Prof. Jordan-Young, associate professor of women's gender and sexuality studies, and Katrina Karkazis, a senior research scholar at the Center for Biomedical Ethics at Stanford University recently penned an editorial on the same topic for The New York Times. An excerpt:
"Testosterone is one of the most slippery markers that sports authorities have come up with yet.

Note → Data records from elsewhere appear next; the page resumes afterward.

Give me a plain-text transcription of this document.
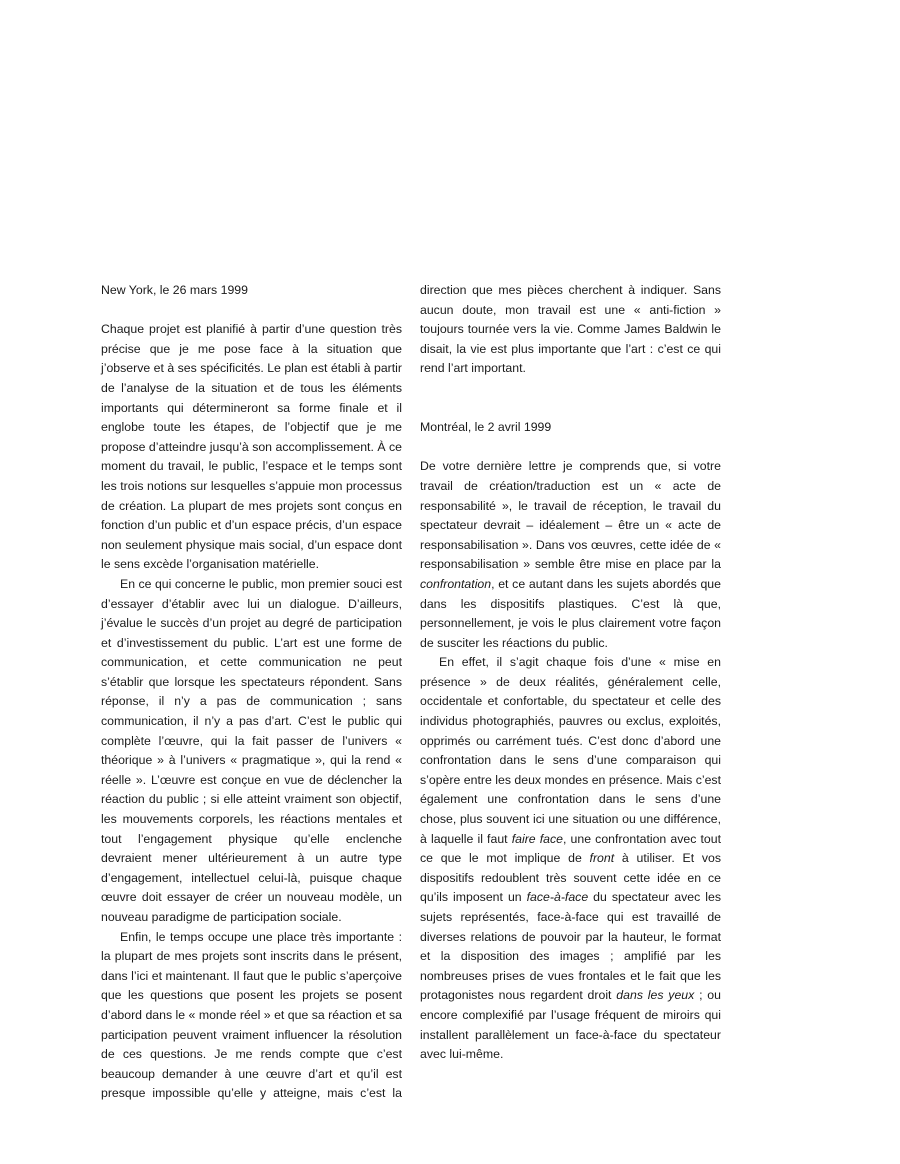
New York, le 26 mars 1999

Chaque projet est planifié à partir d’une question très précise que je me pose face à la situation que j’observe et à ses spécificités. Le plan est établi à partir de l’analyse de la situation et de tous les éléments importants qui détermineront sa forme finale et il englobe toute les étapes, de l’objectif que je me propose d’atteindre jusqu’à son accomplissement. À ce moment du travail, le public, l’espace et le temps sont les trois notions sur lesquelles s’appuie mon processus de création. La plupart de mes projets sont conçus en fonction d’un public et d’un espace précis, d’un espace non seulement physique mais social, d’un espace dont le sens excède l’organisation matérielle.

En ce qui concerne le public, mon premier souci est d’essayer d’établir avec lui un dialogue. D’ailleurs, j’évalue le succès d’un projet au degré de participation et d’investissement du public. L’art est une forme de communication, et cette communication ne peut s’établir que lorsque les spectateurs répondent. Sans réponse, il n’y a pas de communication ; sans communication, il n’y a pas d’art. C’est le public qui complète l’œuvre, qui la fait passer de l’univers « théorique » à l’univers « pragmatique », qui la rend « réelle ». L’œuvre est conçue en vue de déclencher la réaction du public ; si elle atteint vraiment son objectif, les mouvements corporels, les réactions mentales et tout l’engagement physique qu’elle enclenche devraient mener ultérieurement à un autre type d’engagement, intellectuel celui-là, puisque chaque œuvre doit essayer de créer un nouveau modèle, un nouveau paradigme de participation sociale.

Enfin, le temps occupe une place très importante : la plupart de mes projets sont inscrits dans le présent, dans l’ici et maintenant. Il faut que le public s’aperçoive que les questions que posent les projets se posent d’abord dans le « monde réel » et que sa réaction et sa participation peuvent vraiment influencer la résolution de ces questions. Je me rends compte que c’est beaucoup demander à une œuvre d’art et qu’il est presque impossible qu’elle y atteigne, mais c’est la

direction que mes pièces cherchent à indiquer. Sans aucun doute, mon travail est une « anti-fiction » toujours tournée vers la vie. Comme James Baldwin le disait, la vie est plus importante que l’art : c’est ce qui rend l’art important.

Montréal, le 2 avril 1999

De votre dernière lettre je comprends que, si votre travail de création/traduction est un « acte de responsabilité », le travail de réception, le travail du spectateur devrait – idéalement – être un « acte de responsabilisation ». Dans vos œuvres, cette idée de « responsabilisation » semble être mise en place par la confrontation, et ce autant dans les sujets abordés que dans les dispositifs plastiques. C’est là que, personnellement, je vois le plus clairement votre façon de susciter les réactions du public.

En effet, il s’agit chaque fois d’une « mise en présence » de deux réalités, généralement celle, occidentale et confortable, du spectateur et celle des individus photographiés, pauvres ou exclus, exploités, opprimés ou carrément tués. C’est donc d’abord une confrontation dans le sens d’une comparaison qui s’opère entre les deux mondes en présence. Mais c’est également une confrontation dans le sens d’une chose, plus souvent ici une situation ou une différence, à laquelle il faut faire face, une confrontation avec tout ce que le mot implique de front à utiliser. Et vos dispositifs redoublent très souvent cette idée en ce qu’ils imposent un face-à-face du spectateur avec les sujets représentés, face-à-face qui est travaillé de diverses relations de pouvoir par la hauteur, le format et la disposition des images ; amplifié par les nombreuses prises de vues frontales et le fait que les protagonistes nous regardent droit dans les yeux ; ou encore complexifié par l’usage fréquent de miroirs qui installent parallèlement un face-à-face du spectateur avec lui-même.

Yes, average testosterone levels are markedly different for men and women. But levels vary widely depending on time of day, time of life, social status and — crucially — one’s history of athletic training. Moreover, cellular responses range so widely that testosterone level alone is meaningless.

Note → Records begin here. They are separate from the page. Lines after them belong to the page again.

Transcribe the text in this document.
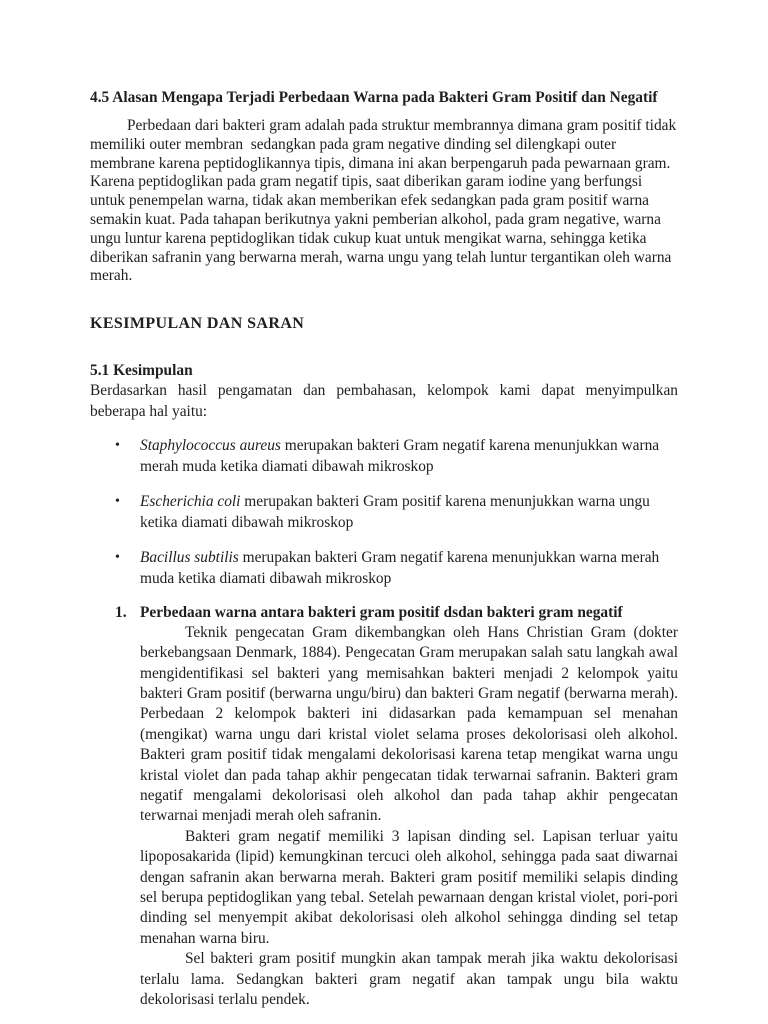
4.5 Alasan Mengapa Terjadi Perbedaan Warna pada Bakteri Gram Positif dan Negatif

Perbedaan dari bakteri gram adalah pada struktur membrannya dimana gram positif tidak memiliki outer membran  sedangkan pada gram negative dinding sel dilengkapi outer membrane karena peptidoglikannya tipis, dimana ini akan berpengaruh pada pewarnaan gram. Karena peptidoglikan pada gram negatif tipis, saat diberikan garam iodine yang berfungsi untuk penempelan warna, tidak akan memberikan efek sedangkan pada gram positif warna semakin kuat. Pada tahapan berikutnya yakni pemberian alkohol, pada gram negative, warna ungu luntur karena peptidoglikan tidak cukup kuat untuk mengikat warna, sehingga ketika diberikan safranin yang berwarna merah, warna ungu yang telah luntur tergantikan oleh warna merah.

KESIMPULAN DAN SARAN
5.1 Kesimpulan

Berdasarkan hasil pengamatan dan pembahasan, kelompok kami dapat menyimpulkan beberapa hal yaitu:

•	Staphylococcus aureus merupakan bakteri Gram negatif karena menunjukkan warna merah muda ketika diamati dibawah mikroskop
•	Escherichia coli merupakan bakteri Gram positif karena menunjukkan warna ungu ketika diamati dibawah mikroskop
•	Bacillus subtilis merupakan bakteri Gram negatif karena menunjukkan warna merah muda ketika diamati dibawah mikroskop
1. Perbedaan warna antara bakteri gram positif dsdan bakteri gram negatif

Teknik pengecatan Gram dikembangkan oleh Hans Christian Gram (dokter berkebangsaan Denmark, 1884). Pengecatan Gram merupakan salah satu langkah awal mengidentifikasi sel bakteri yang memisahkan bakteri menjadi 2 kelompok yaitu bakteri Gram positif (berwarna ungu/biru) dan bakteri Gram negatif (berwarna merah). Perbedaan 2 kelompok bakteri ini didasarkan pada kemampuan sel menahan (mengikat) warna ungu dari kristal violet selama proses dekolorisasi oleh alkohol. Bakteri gram positif tidak mengalami dekolorisasi karena tetap mengikat warna ungu kristal violet dan pada tahap akhir pengecatan tidak terwarnai safranin. Bakteri gram negatif mengalami dekolorisasi oleh alkohol dan pada tahap akhir pengecatan terwarnai menjadi merah oleh safranin.

Bakteri gram negatif memiliki 3 lapisan dinding sel. Lapisan terluar yaitu lipoposakarida (lipid) kemungkinan tercuci oleh alkohol, sehingga pada saat diwarnai dengan safranin akan berwarna merah. Bakteri gram positif memiliki selapis dinding sel berupa peptidoglikan yang tebal. Setelah pewarnaan dengan kristal violet, pori-pori dinding sel menyempit akibat dekolorisasi oleh alkohol sehingga dinding sel tetap menahan warna biru.

Sel bakteri gram positif mungkin akan tampak merah jika waktu dekolorisasi terlalu lama. Sedangkan bakteri gram negatif akan tampak ungu bila waktu dekolorisasi terlalu pendek.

Testosterone is not the master molecule of athleticism. One glaring clue is that women whose tissues do not respond to testosterone at all are actually overrepresented among elite athletes.
As counterintuitive as it might seem, there is no evidence that successful athletes have higher testosterone levels than less successful ones.
Yes, doping with testosterone will most likely improve your performance by increasing muscle size, strength and endurance. But you cannot predict how well athletes will do in a competition by knowing their relative testosterone levels. There is just too much variation in how bodies make and respond to testosterone — and testosterone is but one element of an athlete’s physiology."
Listen to a podcast of the professors discussing their paper, "Out of Bounds? A Critique of the New Policies on Hyperandrogenism in Elite Female Athletes," which was originally published in The American Journal of Bioethics. Anthropology News also covered the story.
Prof. Jordan-Young's book, Brain Storm: The Flaws in the Science of Sex Differences, is a comprehensive critical analysis of research purporting to demonstrate that hormone exposures in utero "hardwire" the brain to be either masculine or feminine in sexuality, skills, and interests. The professor is a sociomedical scientist whose research includes social epidemiology studies of HIV/AIDS, and evaluation of biological work on sex, gender and sexuality. Prior to joining the faculty at Barnard, she was a Principal Investigator and Deputy Director of the Social Theory Core at the Center for Drug Use and HIV Research of the National Development and Research Institutes, Inc., and has been a Health Disparities Scholar sponsored by the National Institutes of Health. She teaches courses in science and technology studies, sexuality, gender theory, and HIV/AIDS. In the spring of 2008, Professor Young was a Visiting Scholar at the Cognitive Neuroscience Sector, International School for Advanced Studies (SISSA), Trieste, Italy, and a featured speaker in the FEST Trieste International Science Media Fair.